– Уезжаете? – спросила она у поэта.

– Да, пойми…

– Чего ты оправдываешься, – опять завела Римма. Но Смакотин торопливо стал говорить:

– Надо же объяснить. Мы решили уехать вместе. Да в такую даль… Прямо на самый край света… На самый восток, на Дальний… Работать будем в море, рыбу потрошить… Я, правда, не уверен, получится ли у меня, я не очень-то ловок. Но, может, меня возьмут грузить ящики.

– Куда уж вам грузить, у вас же сердце больное! Да и зачем вам это? – почти без злости ответила Зинаида. – Когда в путь-то?..

Она решила: незачем скандалить. Раз такое случилось, не поправишь.

– Сегодня в восемь вечера! Освобожу тебе квартиру, освобожу! – соскочив с чемоданов, принялась искать халат Римка. Наконец, нашла.

Халат был разрисован васильками. Зинаида вспомнила, что привезла полевых цветов, которые они нарвали с Вовкой по дороге на станцию. Ею овладело настроение хозяйки, провожающей гостей. На стол собрали, вино откуда-то сразу добыл Георгий Иванович.

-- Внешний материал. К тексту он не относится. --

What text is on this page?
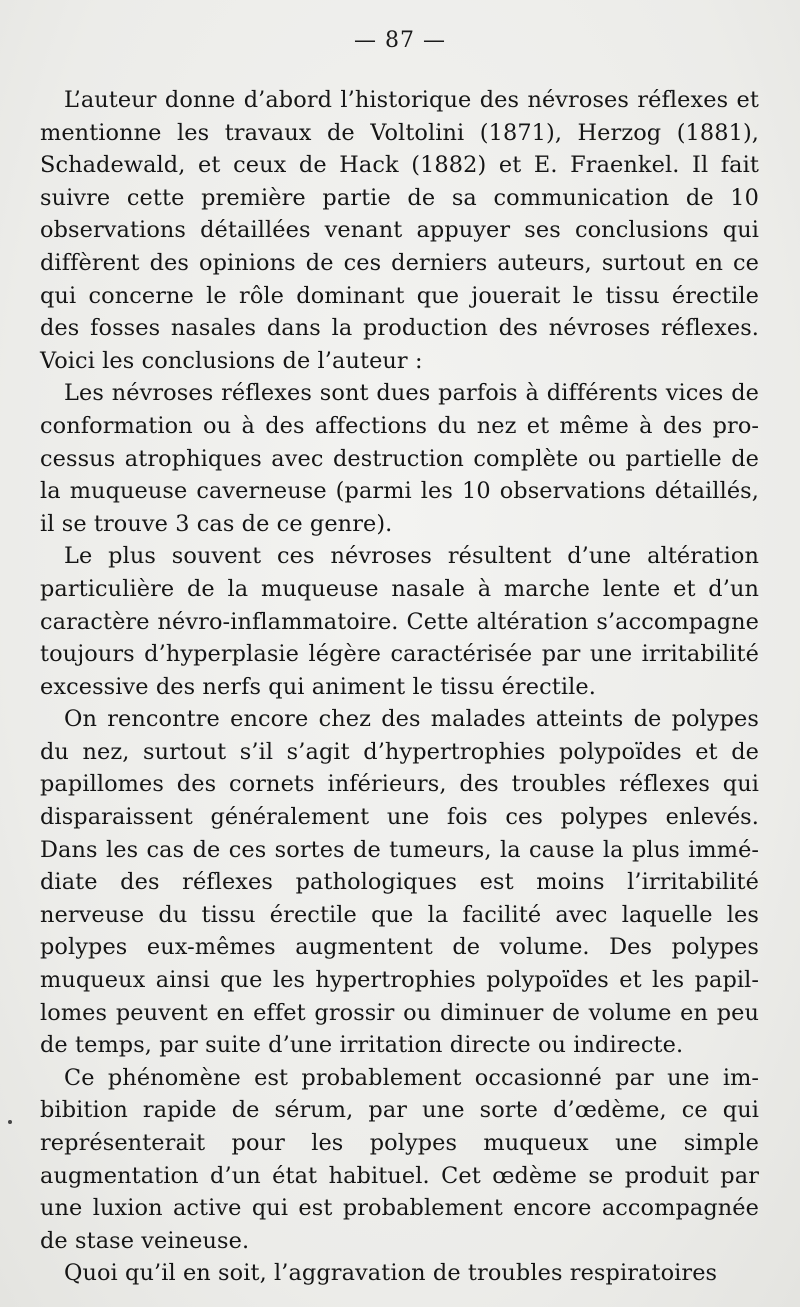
— 87 —

L’auteur donne d’abord l’historique des névroses réflexes et mentionne les travaux de Voltolini (1871), Herzog (1881), Schadewald, et ceux de Hack (1882) et E. Fraenkel. Il fait suivre cette première partie de sa communication de 10 observations détaillées venant appuyer ses conclusions qui diffèrent des opinions de ces derniers auteurs, surtout en ce qui concerne le rôle dominant que jouerait le tissu érectile des fosses nasales dans la production des névroses réflexes. Voici les conclusions de l’auteur :

Les névroses réflexes sont dues parfois à différents vices de conformation ou à des affections du nez et même à des processus atrophiques avec destruction complète ou partielle de la muqueuse caverneuse (parmi les 10 observations détaillés, il se trouve 3 cas de ce genre).

Le plus souvent ces névroses résultent d’une altération particulière de la muqueuse nasale à marche lente et d’un caractère névro-inflammatoire. Cette altération s’accompagne toujours d’hyperplasie légère caractérisée par une irritabilité excessive des nerfs qui animent le tissu érectile.

On rencontre encore chez des malades atteints de polypes du nez, surtout s’il s’agit d’hypertrophies polypoïdes et de papillomes des cornets inférieurs, des troubles réflexes qui disparaissent généralement une fois ces polypes enlevés. Dans les cas de ces sortes de tumeurs, la cause la plus immédiate des réflexes pathologiques est moins l’irritabilité nerveuse du tissu érectile que la facilité avec laquelle les polypes eux-mêmes augmentent de volume. Des polypes muqueux ainsi que les hypertrophies polypoïdes et les papillomes peuvent en effet grossir ou diminuer de volume en peu de temps, par suite d’une irritation directe ou indirecte.

Ce phénomène est probablement occasionné par une imbibition rapide de sérum, par une sorte d’œdème, ce qui représenterait pour les polypes muqueux une simple augmentation d’un état habituel. Cet œdème se produit par une luxion active qui est probablement encore accompagnée de stase veineuse.

Quoi qu’il en soit, l’aggravation de troubles respiratoires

– Так стыдно, Зиночка, так стыдно… Мы ж хотели потихоньку уехать, улизнуть. Всё – Римкин Предводитель, – проговорил он.

В прозвище «Римкин Предводитель» слышалось так много тайной страсти и подчинения новой жене! Сказал, что вызвал к дому такси. Римма приоделась в брючный костюм ядовито-зелёного цвета. Зинаида сидела у стола рядом с поставленными на нём цветами, от которых веяло полем, мягким деревенским ветром, ягодами.

– Ну, раз уезжаете, – окончательно войдя в роль провожающей говорила она, – не забывайте, письма пишите… Не день знакомы были…

– Ты не осуждай меня, Зин, не осуждай. Сама понимаешь, молодая я, надо жизнь устраивать, – раскрасневшись от вина говорила Римма. – Не осуждаешь меня за то, что я сдала его? Вернёмся с деньгами, я и заберу его обратно. Заберу. Правда, Зина…

А когда Римка сидела в подошедшем к заказанному времени такси, а Георгий Иванович таскал их вещи, то Зинаиде стало так плохо, так горько! И когда он пришёл за вещами в последний раз, Зинаида вдруг кинулась к нему. Он резко остановился, обхватил её за плечи, прижал к себе, хлюпающим голосом прошептал:

– Прости, Зиночка… Такой человек, как ты… Зачем я теряю тебя, зачем…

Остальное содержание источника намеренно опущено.